While the field of participants in the first Republican presidential debate on Aug. 23 in Milwaukee is essentially settled, the run up to the event is overshadowed by who might ditch it altogether and turn it into a meaningless gathering.
It is yet another instance of the long shadow cast by former president Donald Trump – the runaway leader in polling – who stands astride the political landscape sucking up the oxygen and blotting out the sun his competition desperately needs to remain viable.
Greater media attention has been directed toward Trump as a potential no-show rather than the other six candidates who appear to have achieved the fund raising and poll support criteria to qualify.
Trump – in character – has milked the speculation for all it’s worth, hinting he is inclined to skip the event rather than attract an audience for competitors who trail him by as much as 30 to 50 points and who will gang up on him on the debate stage.
As conventional wisdom strategy, it makes sense, unlikely to undermine his base of support while portraying the debate as a group discussion of also-rans.
There is, though, the matter of Trump’s massive ego, a personal trait so dominant it could convince him to take the stage and prove he can overcome a deck stacked against him.
Former New Jersey Gov. Chris Christie – Trump’s erstwhile best buddy turned most severe antagonist – is of that view, seeing a debate format as his opportunity to separate from the rest of the field by laying into the former president on policy, issue and personal grounds.
The former New Jersey governor has spent every working day since his June 4 candidacy announcement ratcheting up his attacks on Trump, often in highly personal terms while justifying his rhetoric as the only behavior the ex-president understands.
Christie is the more accomplished and polished debater – glib, rhetorically nimble and with a matching ego.
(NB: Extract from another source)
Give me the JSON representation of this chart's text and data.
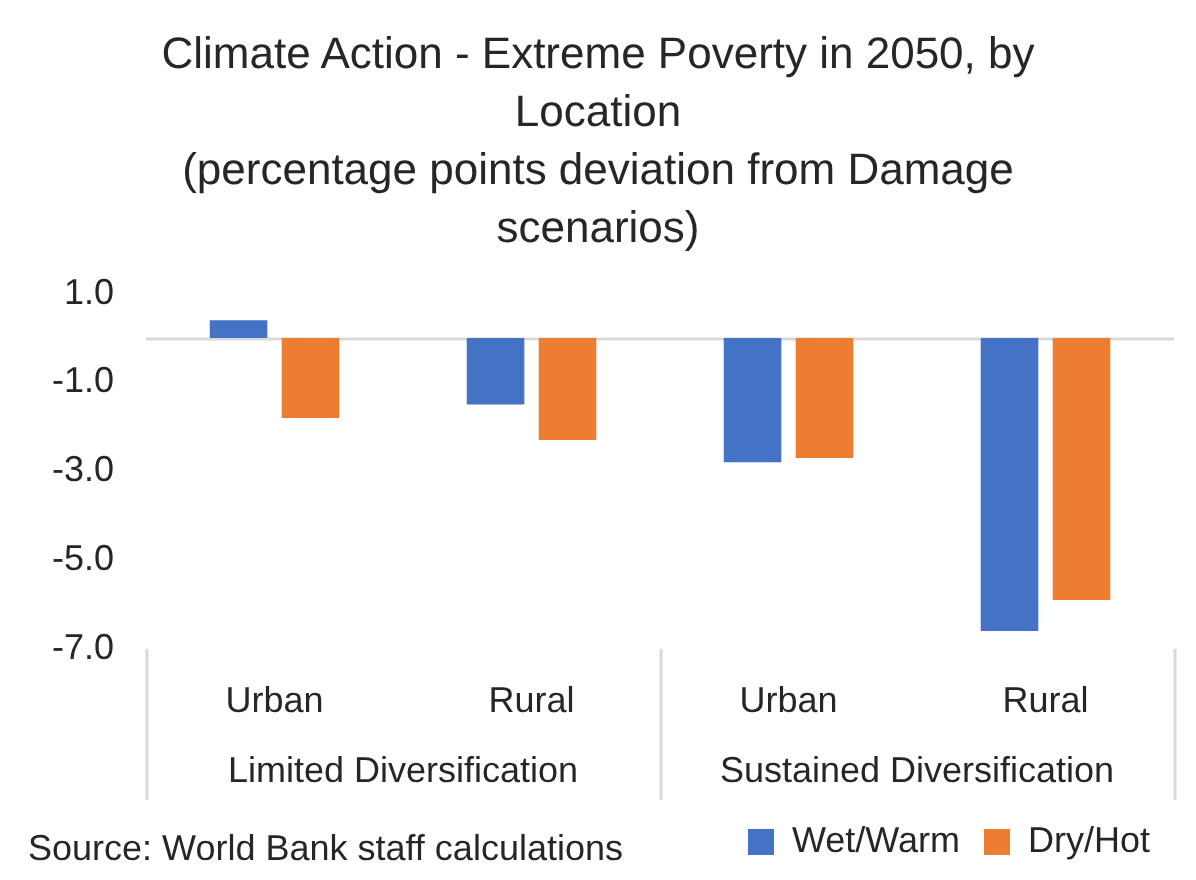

He and Trump both possess hair trigger tempers and flamethrower vocabularies which – when stoked – place the debate in peril of devolving into a cacophony of shouts, interruptions and talk overs while the remainder of the field are turned into a chorus of supporting bystanders. Their already steep hill to climb will be made even steeper.
To be sure, watching Trump and Christie go nose to nose is more compelling than an exchange between former vice president Mike Pence and South Carolina Sen. Tim Scott over the most effective method to address climate change.
Florida Gov. Ron DeSantis, Trump’s closest competitor at 30 points behind but the only other candidate with double digit polling support, will likely attempt to join in pummeling Trump, but his will merely be another voice playing second fiddle behind Christie.
Executives at Fox News Channel, the debate hosts, surely must send up a prayer each morning that Trump will participate, understanding that his absence will seriously diminish interest and whatever credit the network receives for hosting the first debate of the 2024 campaign season will slip quietly into irrelevancy.
If his lead holds up and he loses no significant ground, Trump’s presence at future debates is very much in question; a simple matter of nothing to lose and much to gain by sitting them out.
A mercifully anonymous reporter long ago explained political debates this way: “People watch them the way they watch the Indy 500; not to see who wins but who crashes and burns coming out of the fourth turn.”
If Trump shows up, the debate moderator might want to replace his welcoming remarks to “Gentlemen, start your engines.”